Consigne : vous reprendrez l’un de vos synopsis et le retravaillerez à la manière de Proust

Speed dating chez Léontine

Désertant le salon de thé pour leur pizzeria habituelle, en fin d’après-midi, elles se retrouvèrent avec la volonté de passer au crible chaque détail. Elles étaient prêtes à partager puis disséquer leurs notes pour établir une classification. Elles n’avaient plus de temps à perdre dans des relations sans lendemain, vouées à l’échec, elles s’orientaient vers un choix des plus binaires : l’homme idéal ou le célibat.

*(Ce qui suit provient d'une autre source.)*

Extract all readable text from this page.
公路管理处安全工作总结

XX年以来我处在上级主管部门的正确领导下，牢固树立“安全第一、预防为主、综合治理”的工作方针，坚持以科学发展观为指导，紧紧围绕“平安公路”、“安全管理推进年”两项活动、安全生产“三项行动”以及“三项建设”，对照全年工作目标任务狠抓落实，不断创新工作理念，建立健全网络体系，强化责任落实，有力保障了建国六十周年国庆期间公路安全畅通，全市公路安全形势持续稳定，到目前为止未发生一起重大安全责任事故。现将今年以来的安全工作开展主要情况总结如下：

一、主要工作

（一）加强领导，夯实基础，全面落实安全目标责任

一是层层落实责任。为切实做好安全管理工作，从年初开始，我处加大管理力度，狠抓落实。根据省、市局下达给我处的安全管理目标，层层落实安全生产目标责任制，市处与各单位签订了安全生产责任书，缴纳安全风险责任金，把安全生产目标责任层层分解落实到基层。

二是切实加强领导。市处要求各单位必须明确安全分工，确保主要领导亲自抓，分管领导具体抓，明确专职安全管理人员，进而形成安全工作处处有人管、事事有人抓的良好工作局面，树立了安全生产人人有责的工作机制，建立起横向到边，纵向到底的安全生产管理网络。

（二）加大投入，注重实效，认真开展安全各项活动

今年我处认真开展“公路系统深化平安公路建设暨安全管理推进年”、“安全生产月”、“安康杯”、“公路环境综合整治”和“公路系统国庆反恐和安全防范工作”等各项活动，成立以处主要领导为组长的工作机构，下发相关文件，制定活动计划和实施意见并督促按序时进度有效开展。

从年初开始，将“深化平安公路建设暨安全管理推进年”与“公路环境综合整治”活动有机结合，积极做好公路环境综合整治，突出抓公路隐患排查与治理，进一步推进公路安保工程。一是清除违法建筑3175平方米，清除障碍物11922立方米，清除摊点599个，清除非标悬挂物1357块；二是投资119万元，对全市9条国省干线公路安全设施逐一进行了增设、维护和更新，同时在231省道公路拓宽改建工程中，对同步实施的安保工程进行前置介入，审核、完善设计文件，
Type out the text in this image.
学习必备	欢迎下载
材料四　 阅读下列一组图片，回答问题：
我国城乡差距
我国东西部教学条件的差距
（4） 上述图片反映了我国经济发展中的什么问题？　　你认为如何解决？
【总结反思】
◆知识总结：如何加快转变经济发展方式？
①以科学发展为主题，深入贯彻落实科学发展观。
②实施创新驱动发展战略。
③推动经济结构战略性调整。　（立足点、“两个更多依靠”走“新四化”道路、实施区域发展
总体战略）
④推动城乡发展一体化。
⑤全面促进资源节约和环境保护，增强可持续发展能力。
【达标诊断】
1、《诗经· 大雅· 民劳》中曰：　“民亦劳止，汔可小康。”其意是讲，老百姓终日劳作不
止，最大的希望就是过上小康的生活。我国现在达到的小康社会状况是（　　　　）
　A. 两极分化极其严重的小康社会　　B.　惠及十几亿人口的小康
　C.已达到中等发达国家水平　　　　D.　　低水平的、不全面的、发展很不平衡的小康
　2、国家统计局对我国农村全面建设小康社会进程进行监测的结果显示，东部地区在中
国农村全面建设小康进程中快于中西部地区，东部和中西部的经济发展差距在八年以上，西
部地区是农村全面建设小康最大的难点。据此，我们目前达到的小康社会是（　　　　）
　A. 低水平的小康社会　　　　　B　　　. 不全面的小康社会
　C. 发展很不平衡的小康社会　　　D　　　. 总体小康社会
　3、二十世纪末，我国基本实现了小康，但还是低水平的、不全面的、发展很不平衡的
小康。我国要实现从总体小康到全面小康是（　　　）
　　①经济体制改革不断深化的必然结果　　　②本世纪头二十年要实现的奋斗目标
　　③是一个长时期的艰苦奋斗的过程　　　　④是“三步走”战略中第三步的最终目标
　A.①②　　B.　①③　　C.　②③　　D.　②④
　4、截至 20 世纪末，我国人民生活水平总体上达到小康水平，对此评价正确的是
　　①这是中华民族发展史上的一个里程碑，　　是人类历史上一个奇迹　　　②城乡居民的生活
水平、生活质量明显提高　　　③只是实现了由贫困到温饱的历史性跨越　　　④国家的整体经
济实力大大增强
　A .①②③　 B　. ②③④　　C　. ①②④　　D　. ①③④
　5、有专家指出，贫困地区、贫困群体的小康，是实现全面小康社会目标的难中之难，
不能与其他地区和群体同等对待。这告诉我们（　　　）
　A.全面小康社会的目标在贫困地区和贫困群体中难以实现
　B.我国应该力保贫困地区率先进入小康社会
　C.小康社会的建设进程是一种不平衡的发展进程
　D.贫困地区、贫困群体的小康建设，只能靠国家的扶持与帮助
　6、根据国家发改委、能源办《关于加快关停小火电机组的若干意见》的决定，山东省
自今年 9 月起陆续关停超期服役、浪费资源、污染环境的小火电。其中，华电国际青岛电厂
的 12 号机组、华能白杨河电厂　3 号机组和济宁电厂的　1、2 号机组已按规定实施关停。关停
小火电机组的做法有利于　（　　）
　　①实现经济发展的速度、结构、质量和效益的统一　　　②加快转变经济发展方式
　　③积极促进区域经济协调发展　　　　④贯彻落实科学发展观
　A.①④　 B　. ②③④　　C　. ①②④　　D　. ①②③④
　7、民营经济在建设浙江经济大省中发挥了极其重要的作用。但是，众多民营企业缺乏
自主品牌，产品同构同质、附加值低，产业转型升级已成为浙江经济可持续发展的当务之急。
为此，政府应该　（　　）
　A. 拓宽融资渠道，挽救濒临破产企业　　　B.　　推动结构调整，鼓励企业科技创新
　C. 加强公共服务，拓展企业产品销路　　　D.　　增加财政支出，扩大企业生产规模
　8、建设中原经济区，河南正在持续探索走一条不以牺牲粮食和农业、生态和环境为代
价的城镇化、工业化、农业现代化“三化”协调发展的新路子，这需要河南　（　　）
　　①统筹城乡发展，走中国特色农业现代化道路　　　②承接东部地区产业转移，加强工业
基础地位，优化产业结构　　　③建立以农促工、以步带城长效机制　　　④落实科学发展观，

Il serait donc important d’étudier avec une rigoureuse précision chacune de ces 7 x 60 s, chacune perçant plus précisément la véritable nature du potentiel partenaire, chacune permettant, grâce aux questions, aux réponses, au langage corporel ou encore à la façon de se comporter en position de joueur, de cerner l’homme, de le catégoriser et finalement de l’analyser comme étant ou non un investissement pertinent de temps et d’énergie. Une réunion de trois visions féminines différentes, complémentaires, soit de multiples angles de vue convergeant en une mise en lumière voulue globale et exhaustive, un focus singulier faisant émerger quatre modèles masculins.

Idéaliste, rêvant de perfection, on est en quête du Dieu tout-puissant. Tandis que l’homme s’affirme « artiste intello-sportif », sain, investi, visiblement sans faille, résolument brillant, on s’irrite rapidement de cette détestable perfection, celle qui donne envie de hurler, celle qui donne envie de gratter le vernis, à la recherche d’un vice de forme. Alors grattant, s’acharnant, on cherche derrière l’apparence, cette pellicule dorée qui enrobe sûrement une réalité moins reluisante, et l’on trouve, finalement presque étonnées, on trouve du faux, de l’écœurant et la lumière comme l’air viennent à manquer. Aveuglées, on tâtonne jusqu’à la sincérité, là où, fine strate, elle s’effrite ; on s’y accroche, tremblantes, car on réalise qu’elle devient un penchant désuet.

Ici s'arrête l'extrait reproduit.